Recursive Superintelligence emerges with $650M to build self-improving AI

Read this because NVIDIA and AMD on the same cap table is the buried signal: the bet is on a workload (recursive search over architectures) that burns cycles on whichever silicon is available — not a model family loyal to one vendor.

$650M raise at $4.65B, pre-product, <30 staff. GV/Greycroft led; NVIDIA AND AMD both joined. Thesis: AI that automates its own architecture search.

A new frontier-model lab, Recursive Superintelligence, emerged from stealth on May 13 with $650M raised at a $4.65B valuation — pre-product, pre-revenue, fewer than 30 employees. The thesis is the most concrete bet so far on closing the loop from “AI assists research” to “AI does research.”

The cap table is the story

Lead investors	Strategic participants
GV (Alphabet)	NVIDIA
Greycroft	AMD

Two leading chip vendors on the same Series A is unusual. The usual pattern is exclusive — Microsoft + OpenAI, Google + Anthropic, Amazon + Anthropic — because the cloud underwrites both compute commit and equity in one line. Here, NVIDIA and AMD are both buying optionality on a workload that will run on whichever silicon delivers FLOPs first.

The founding team

Founder	Prior role
Richard Socher	ex-Chief Scientist, Salesforce
Yuandong Tian	ex-Director, Meta FAIR
Tim Rocktäschel	ex-DeepMind
Jeff Clune	DeepMind, OpenAI
Josh Tobin	ex-OpenAI
Tim Shi	early Cresta, OpenAI

A team weighted toward open-ended search and meta-learning (Clune, Rocktäschel) rather than the now-standard “post-train a base model” lineage.

What “recursive self-improvement” actually means in practice

The technical bet, distilled from public statements:

Architecture search. Today, picking a new transformer variant takes a small army of researchers running ablations for months. The lab’s claim: a Level-1 system that proposes architectural changes, runs the experiments, and reads its own loss curves to decide what to keep.
Training-recipe optimization. Learning-rate schedule, data mix, curriculum — the metalanguage of training itself becomes the optimization target, not just the weights.
Evaluation generation. The model generates its own benchmark variants to detect overfitting and capability gaps that human-curated benchmarks miss.

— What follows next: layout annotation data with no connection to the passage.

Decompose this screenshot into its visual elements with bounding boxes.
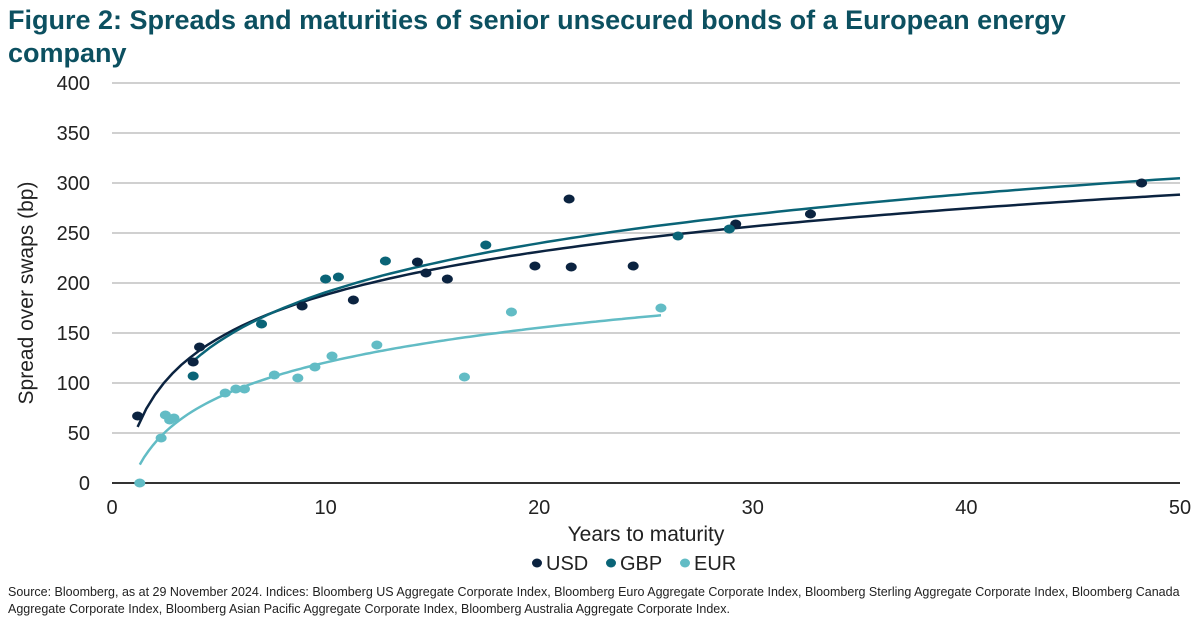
- legend-label-eur: EUR: [694, 553, 736, 575]
- data-point-eur: [134, 478, 146, 488]
- y-tick-label: 50: [68, 423, 90, 445]
- data-point-usd: [529, 261, 541, 271]
- scatter-chart: 0 50 100 150 200 250 300 350 400 0 10 20 30 40 50 Years…: [15, 73, 1191, 575]
- data-point-eur: [326, 351, 338, 361]
- legend-marker-usd: [532, 558, 542, 568]
- data-point-eur: [458, 372, 470, 382]
- x-tick-label: 20: [528, 497, 550, 519]
- data-point-eur: [292, 373, 304, 383]
- legend-label-gbp: GBP: [620, 553, 662, 575]
- trendline-gbp: [192, 176, 1181, 362]
- data-point-gbp: [480, 240, 492, 250]
- data-point-usd: [565, 262, 577, 272]
- data-point-eur: [505, 307, 517, 317]
- y-axis-label: Spread over swaps (bp): [15, 182, 38, 405]
- data-point-usd: [187, 357, 199, 367]
- data-point-usd: [1136, 178, 1148, 188]
- data-point-eur: [168, 413, 180, 423]
- data-point-gbp: [723, 224, 735, 234]
- data-point-usd: [347, 295, 359, 305]
- data-point-usd: [420, 268, 432, 278]
- data-point-eur: [238, 384, 250, 394]
- x-tick-label: 0: [106, 497, 117, 519]
- trendline-usd: [136, 193, 1181, 428]
- y-tick-label: 250: [57, 223, 90, 245]
- y-tick-label: 150: [57, 323, 90, 345]
- data-point-usd: [296, 301, 308, 311]
- legend-marker-gbp: [606, 558, 616, 568]
- y-tick-label: 100: [57, 373, 90, 395]
- data-point-eur: [219, 388, 231, 398]
- data-point-usd: [804, 209, 816, 219]
- x-tick-label: 50: [1169, 497, 1191, 519]
- data-point-gbp: [187, 371, 199, 381]
- data-point-usd: [194, 342, 206, 352]
- data-point-eur: [155, 433, 167, 443]
- y-tick-label: 200: [57, 273, 90, 295]
- legend-label-usd: USD: [546, 553, 588, 575]
- data-point-eur: [309, 362, 321, 372]
- data-point-usd: [411, 257, 423, 267]
- chart-title: Figure 2: Spreads and maturities of seni…: [8, 5, 1066, 68]
- y-tick-label: 350: [57, 123, 90, 145]
- data-point-gbp: [256, 319, 268, 329]
- data-point-gbp: [672, 231, 684, 241]
- data-point-gbp: [332, 272, 344, 282]
- data-point-eur: [655, 303, 667, 313]
- data-point-gbp: [320, 274, 332, 284]
- y-tick-label: 400: [57, 73, 90, 95]
- data-point-usd: [627, 261, 639, 271]
- data-point-usd: [441, 274, 453, 284]
- legend-marker-eur: [680, 558, 690, 568]
- x-axis-label: Years to maturity: [568, 523, 725, 546]
- data-point-eur: [371, 340, 383, 350]
- data-point-usd: [563, 194, 575, 204]
- data-point-eur: [230, 384, 242, 394]
- data-point-eur: [268, 370, 280, 380]
- x-tick-label: 10: [314, 497, 336, 519]
- y-tick-label: 300: [57, 173, 90, 195]
- data-point-usd: [132, 411, 144, 421]
- x-tick-label: 40: [955, 497, 977, 519]
- y-tick-label: 0: [79, 473, 90, 495]
- data-point-gbp: [379, 256, 391, 266]
- source-note: Source: Bloomberg, as at 29 November 202…: [8, 585, 1180, 616]
- x-tick-label: 30: [742, 497, 764, 519]
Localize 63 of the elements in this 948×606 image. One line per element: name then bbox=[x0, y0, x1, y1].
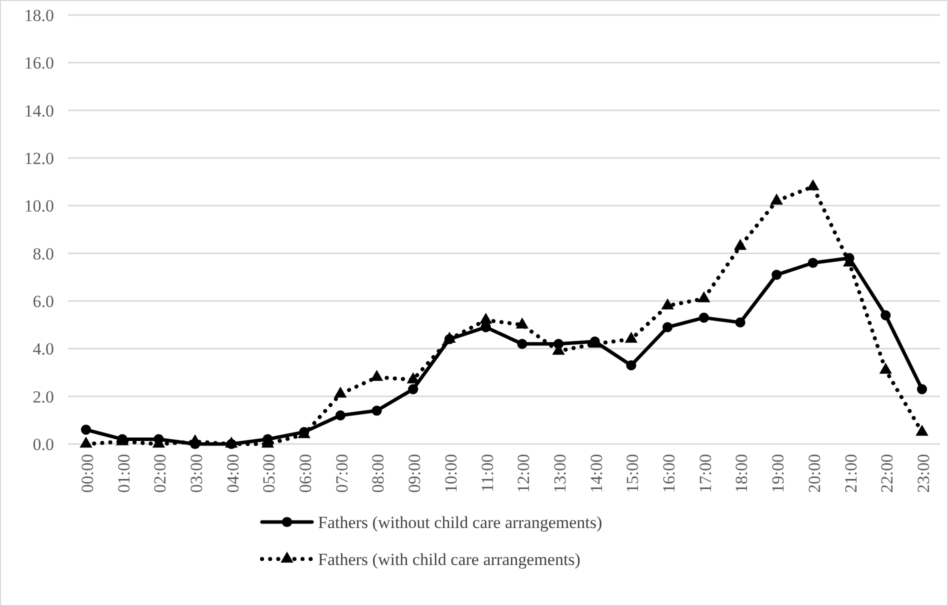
point bbox=[916, 424, 928, 436]
point bbox=[334, 386, 347, 398]
point bbox=[370, 370, 384, 381]
x-tick-label: 23:00 bbox=[914, 454, 933, 493]
point bbox=[808, 258, 818, 268]
x-tick-label: 12:00 bbox=[514, 454, 534, 493]
point bbox=[480, 322, 491, 332]
point bbox=[372, 406, 382, 416]
point bbox=[335, 410, 346, 420]
point bbox=[879, 362, 892, 374]
x-tick-label: 17:00 bbox=[696, 454, 715, 493]
x-tick-label: 04:00 bbox=[223, 454, 242, 493]
point bbox=[479, 312, 492, 324]
y-tick-label: 12.0 bbox=[24, 148, 54, 168]
legend-label: Fathers (with child care arrangements) bbox=[318, 550, 580, 569]
point bbox=[517, 338, 528, 349]
x-tick-label: 02:00 bbox=[150, 454, 170, 493]
point bbox=[698, 291, 710, 302]
point bbox=[916, 384, 928, 394]
y-tick-label: 6.0 bbox=[32, 292, 54, 311]
x-tick-label: 13:00 bbox=[550, 454, 570, 493]
x-tick-label: 01:00 bbox=[114, 454, 134, 493]
x-tick-label: 06:00 bbox=[296, 454, 316, 493]
point bbox=[516, 317, 529, 329]
y-tick-label: 0.0 bbox=[32, 434, 54, 454]
x-tick-label: 22:00 bbox=[878, 454, 897, 493]
point bbox=[661, 298, 674, 310]
x-tick-label: 10:00 bbox=[441, 454, 460, 493]
x-tick-label: 16:00 bbox=[660, 454, 679, 493]
x-tick-label: 18:00 bbox=[732, 454, 752, 493]
point bbox=[698, 312, 709, 323]
y-tick-label: 2.0 bbox=[32, 387, 54, 406]
point bbox=[662, 322, 673, 332]
point bbox=[626, 360, 636, 370]
x-tick-label: 11:00 bbox=[478, 454, 497, 492]
point bbox=[624, 332, 638, 343]
y-tick-label: 16.0 bbox=[24, 54, 54, 73]
y-tick-label: 10.0 bbox=[24, 196, 54, 216]
x-tick-label: 19:00 bbox=[768, 454, 788, 493]
x-tick-label: 07:00 bbox=[332, 454, 352, 493]
point bbox=[880, 310, 891, 320]
x-tick-label: 14:00 bbox=[586, 454, 606, 493]
point bbox=[772, 270, 782, 280]
x-tick-label: 08:00 bbox=[368, 454, 388, 493]
legend-label: Fathers (without child care arrangements) bbox=[318, 512, 602, 532]
point bbox=[770, 194, 783, 205]
x-tick-label: 09:00 bbox=[405, 454, 424, 493]
point bbox=[735, 317, 746, 328]
x-tick-label: 20:00 bbox=[804, 454, 824, 493]
y-tick-label: 8.0 bbox=[32, 244, 54, 264]
point bbox=[443, 332, 456, 343]
y-tick-label: 14.0 bbox=[24, 101, 54, 120]
point bbox=[408, 384, 418, 394]
x-tick-label: 03:00 bbox=[186, 454, 206, 493]
y-tick-label: 18.0 bbox=[24, 6, 54, 25]
point bbox=[80, 424, 92, 435]
x-tick-label: 15:00 bbox=[623, 454, 642, 493]
x-tick-label: 05:00 bbox=[260, 454, 279, 493]
x-tick-label: 00:00 bbox=[78, 454, 97, 493]
y-tick-label: 4.0 bbox=[32, 340, 54, 359]
x-tick-label: 21:00 bbox=[841, 454, 860, 493]
point bbox=[734, 238, 747, 250]
point bbox=[80, 436, 92, 448]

If even part of this works at scale, the time-to-next-model collapses from quarters to weeks.

Roadmap

Now → mid-2026: Build the Level-1 autonomous training system. Internal only.
Mid-2026 public launch: Targeting a customer-visible deliverable. Unspecified whether that’s a model API, an architecture-search service, or a research-as-a-service product.
No revenue commitments disclosed. Burn rate at ~30 people + frontier-scale compute likely $5–15M/quarter.

Why this matters now

Three reasons the timing is not random:

Foundation-lab gross margins crossed 70% (Anthropic’s recent disclosure). The headroom to fund speculative architecture work is real for the first time in this cycle.
The compute-overhang argument is breaking. If models keep generalizing on raw compute alone, you don’t need recursive self-improvement. If they’re hitting diminishing returns, recursive search becomes the lever — and the AI-2027-style timelines that depend on RSI become quantitatively plausible.
Investor positioning. A $4.65B mark on a 30-person pre-revenue lab is the same comparable bracket SSI (Sutskever’s lab) hit. The bet is that there’s room for 3–5 such labs, not just one.

Practitioner note

For builders shipping today, the practical takeaways:

Don’t pre-position your stack for “AI builds the model.” That timeline is multi-year at best, and the loser’s game is rebuilding your application layer for an architecture that won’t ship. Build for Claude / GPT / Gemini families as they exist this quarter.
Do track the architecture-search publications. Papers from the founding team’s prior labs (FAIR’s open-ended-search line, DeepMind’s meta-learning work) are the leading indicators. If a public architecture-search benchmark suddenly jumps 15+ points, that’s the signal that recursion-style methods crossed a threshold.
Watch the GPU-vs-TPU-vs-MI400 narrative. A workload that’s silicon-agnostic by design (which RSI essentially is) erodes the moat of any single accelerator vendor. If Recursive’s product launches and proves the workload portable, the “NVIDIA premium” compresses.

The under-considered angle: the team composition is a leading indicator on the field’s belief about RSI feasibility. When researchers with Clune-Tian-Rocktäschel pedigrees walk away from FAIR / DeepMind / OpenAI to bet a career on it, the field’s median estimate of “is this real?” has quietly moved.